Glade frowned. Every time she thought about the journalist she saw a man in a brown suit and a yellow cardigan disappearing through a door. She chewed thoughtfully on a piece of bread. Behind Charlie’s shoulder, the couple were still kissing.

‘No one seems to know where he is.’ Charlie reached for the bottle again and drank. ‘You see, if he was away on an assignment, I’d know about it. He would have told me.’ He was staring at the grass now. When he lifted his head, his pupils had dilated. ‘Something’s going on.’

She smiled. She couldn’t help it.

‘I’m serious,’ he said.

‘But, Charlie —’

‘I want you to be careful, that’s all. Be careful.’

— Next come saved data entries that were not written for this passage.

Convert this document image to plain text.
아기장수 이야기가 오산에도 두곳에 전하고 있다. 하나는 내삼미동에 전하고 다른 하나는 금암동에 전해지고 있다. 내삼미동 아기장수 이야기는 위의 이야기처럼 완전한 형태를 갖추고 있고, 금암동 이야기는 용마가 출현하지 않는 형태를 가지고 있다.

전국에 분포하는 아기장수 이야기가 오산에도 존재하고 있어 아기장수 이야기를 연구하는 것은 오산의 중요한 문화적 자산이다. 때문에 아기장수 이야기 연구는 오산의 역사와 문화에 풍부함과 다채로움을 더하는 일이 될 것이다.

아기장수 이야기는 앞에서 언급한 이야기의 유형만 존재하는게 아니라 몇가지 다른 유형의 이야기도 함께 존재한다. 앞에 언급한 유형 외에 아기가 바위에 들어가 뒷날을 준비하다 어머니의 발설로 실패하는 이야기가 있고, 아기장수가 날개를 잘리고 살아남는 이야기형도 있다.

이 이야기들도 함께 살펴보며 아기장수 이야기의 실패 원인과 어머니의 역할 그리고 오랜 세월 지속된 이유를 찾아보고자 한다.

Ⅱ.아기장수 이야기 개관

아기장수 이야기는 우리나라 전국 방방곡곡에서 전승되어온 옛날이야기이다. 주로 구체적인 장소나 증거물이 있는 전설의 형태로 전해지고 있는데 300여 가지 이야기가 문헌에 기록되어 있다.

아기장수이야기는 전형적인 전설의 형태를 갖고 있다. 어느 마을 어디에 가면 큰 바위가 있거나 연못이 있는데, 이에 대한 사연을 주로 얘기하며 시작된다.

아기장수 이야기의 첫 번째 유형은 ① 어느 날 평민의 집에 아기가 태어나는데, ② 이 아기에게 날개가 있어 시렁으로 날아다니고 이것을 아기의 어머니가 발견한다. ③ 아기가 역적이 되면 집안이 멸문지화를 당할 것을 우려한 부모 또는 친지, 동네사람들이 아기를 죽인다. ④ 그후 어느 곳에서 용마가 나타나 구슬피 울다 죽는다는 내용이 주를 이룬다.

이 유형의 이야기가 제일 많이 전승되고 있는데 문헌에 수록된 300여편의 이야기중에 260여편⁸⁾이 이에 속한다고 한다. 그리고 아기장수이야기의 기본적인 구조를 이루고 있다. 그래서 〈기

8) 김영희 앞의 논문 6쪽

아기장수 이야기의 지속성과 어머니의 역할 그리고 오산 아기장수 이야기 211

‘Careful?’ she said. ‘What of?’

He peered out into the encroaching darkness. ‘I don’t know.’

Sometime later, she noticed that the bench the lovers had been sitting on was empty. At the same moment she remembered the man in the restaurant at lunchtime, the man wearing the blazer, and she realised that, although she didn’t actually know him, she had seen him before. It was during the two days she had spent in the sleep clinic. He was one of the researchers who had been standing in the doorway to her cubicle, and who had backed away, startled, when she woke up. No wonder he hadn’t recognised her. She was probably just one of thousands of people that he used in his research.

She was on the point of telling Charlie about the coincidence when she heard a rumble coming from beneath her, from under the ground. She couldn’t think what it might be. She glanced at Charlie, who seemed equally perplexed. There was a sudden, vicious hiss, and something landed on her. She jumped up, brushing at her dress. It was water. They had turned the sprinkler system on, and water was being flung in great loops from the tops of the rose arbours.

She had cried out the first time, in shock, but then the water kept landing on her, and it was so cold and violent against her skin, so like being slapped, that she cried out every time it happened. She tried to dodge it, find a place where the sprinklers couldn’t touch her, but the system was too efficient. Each square-inch of grass seemed to be accounted for.